The most important part of all this is that I am absolutely loving running. It’s not just about the races or the distances, it’s about the connections I’m making, spending time outside, exploring and proving that I’m more capable that what I ever thought.
Connections
This year has been a wonderful mix of reconnecting with old friends and forming new relationships. It’s reminded me how important it is to nurture the people in my life.
I had a great BBQ with my Canberra family, which was such a good time. I also caught up with the Wollongong crew and made plans to spend a weekend there in January, something I’m really looking forward to that.
On the other side of the world, I’ve reconnected with my cousin in Germany. His daughter is moving to the Gold Coast for a year on exchange, which is such an amazing opportunity. I’m excited about the chance to strengthen that relationship and we’re making plans for her to come and visit Canberra.

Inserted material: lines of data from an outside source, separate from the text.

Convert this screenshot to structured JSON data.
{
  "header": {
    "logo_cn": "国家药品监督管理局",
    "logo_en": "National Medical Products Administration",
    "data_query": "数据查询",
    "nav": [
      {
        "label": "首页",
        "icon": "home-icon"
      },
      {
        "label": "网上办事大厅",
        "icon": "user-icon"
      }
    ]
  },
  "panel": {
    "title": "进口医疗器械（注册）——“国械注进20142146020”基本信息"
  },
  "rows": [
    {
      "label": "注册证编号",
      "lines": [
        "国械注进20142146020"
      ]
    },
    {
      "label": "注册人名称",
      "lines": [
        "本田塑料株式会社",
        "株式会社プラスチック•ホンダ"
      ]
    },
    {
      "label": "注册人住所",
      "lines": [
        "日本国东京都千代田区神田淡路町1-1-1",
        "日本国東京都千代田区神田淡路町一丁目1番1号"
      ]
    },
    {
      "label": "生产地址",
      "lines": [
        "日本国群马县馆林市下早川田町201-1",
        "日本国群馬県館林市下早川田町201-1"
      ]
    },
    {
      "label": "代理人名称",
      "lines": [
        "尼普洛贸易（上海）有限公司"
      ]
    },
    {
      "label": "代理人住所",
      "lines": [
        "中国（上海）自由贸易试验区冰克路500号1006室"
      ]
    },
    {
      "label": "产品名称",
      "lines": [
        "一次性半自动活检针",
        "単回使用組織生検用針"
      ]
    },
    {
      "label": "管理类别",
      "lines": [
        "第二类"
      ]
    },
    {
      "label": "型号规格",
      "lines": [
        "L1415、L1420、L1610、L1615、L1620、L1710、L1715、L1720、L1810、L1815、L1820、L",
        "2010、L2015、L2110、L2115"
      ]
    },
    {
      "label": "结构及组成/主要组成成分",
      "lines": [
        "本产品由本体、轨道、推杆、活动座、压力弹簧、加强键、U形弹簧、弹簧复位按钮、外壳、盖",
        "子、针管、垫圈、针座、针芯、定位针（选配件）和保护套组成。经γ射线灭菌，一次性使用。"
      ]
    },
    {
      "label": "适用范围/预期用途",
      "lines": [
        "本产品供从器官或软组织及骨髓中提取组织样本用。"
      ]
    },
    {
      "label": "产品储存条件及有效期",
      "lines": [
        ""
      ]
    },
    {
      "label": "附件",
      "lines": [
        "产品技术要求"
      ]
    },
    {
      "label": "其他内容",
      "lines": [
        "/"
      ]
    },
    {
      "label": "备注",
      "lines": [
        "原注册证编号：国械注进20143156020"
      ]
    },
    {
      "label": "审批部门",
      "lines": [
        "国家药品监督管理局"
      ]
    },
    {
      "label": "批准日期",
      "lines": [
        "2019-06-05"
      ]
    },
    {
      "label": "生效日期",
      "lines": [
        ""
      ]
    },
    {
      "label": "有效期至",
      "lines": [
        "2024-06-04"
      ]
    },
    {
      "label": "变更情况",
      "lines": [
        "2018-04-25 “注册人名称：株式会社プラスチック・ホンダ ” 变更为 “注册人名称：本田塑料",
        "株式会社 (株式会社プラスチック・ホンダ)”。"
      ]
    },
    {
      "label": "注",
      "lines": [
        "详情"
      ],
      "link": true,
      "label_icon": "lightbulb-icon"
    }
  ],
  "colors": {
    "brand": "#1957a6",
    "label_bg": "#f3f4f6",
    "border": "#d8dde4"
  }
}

Next on my list is connecting with the family in Greece. It’s something that’s been on my mind for a while, and it feels like the right time to make it happen. It’s well overdue, and it’s a part of my life that I need to put effort into, especially now that my Dad isn’t here to manage it. Keeping that connection alive feels more important than ever, not just for me but also for my kids. I think it’s important for them to know that they have family over there, to understand that part of their heritage, and to feel connected to where we come from.
One of the highlights of my year was definitely the DJ gig. Everything just came together perfectly, and I had an absolute ball. It felt amazing to be back in that space, doing something I love.
I’m also lucky to be part of an amazing group that keeps me motivated and mindful. It’s easy to slip into autopilot, but being surrounded by such intentional and grounded people reminds me to stay present and focused on what really matters.
And then there’s the kids. Honestly, they’re just the best. They’re such great little humans, and spending time with them is endlessly fun. Whether we’re out exploring or just hanging at home, they remind me how much joy there is in the simple things.
As I look back on all these connections: friends, family and my own little crew, it’s clear how much they’ve shaped my year I feel so lucky to have these incredible people in my life, and I’m excited to see how these relationships grow in the year ahead.
On the whole, I’m really happy with how things are. I’m living a life I genuinely enjoy. How good is that?
Great stuff Milkbar! Super keen for Reboot Bermi in 2025!
I think doing nothing is giving yourself permission to do what ever you want. Even if it’s chores.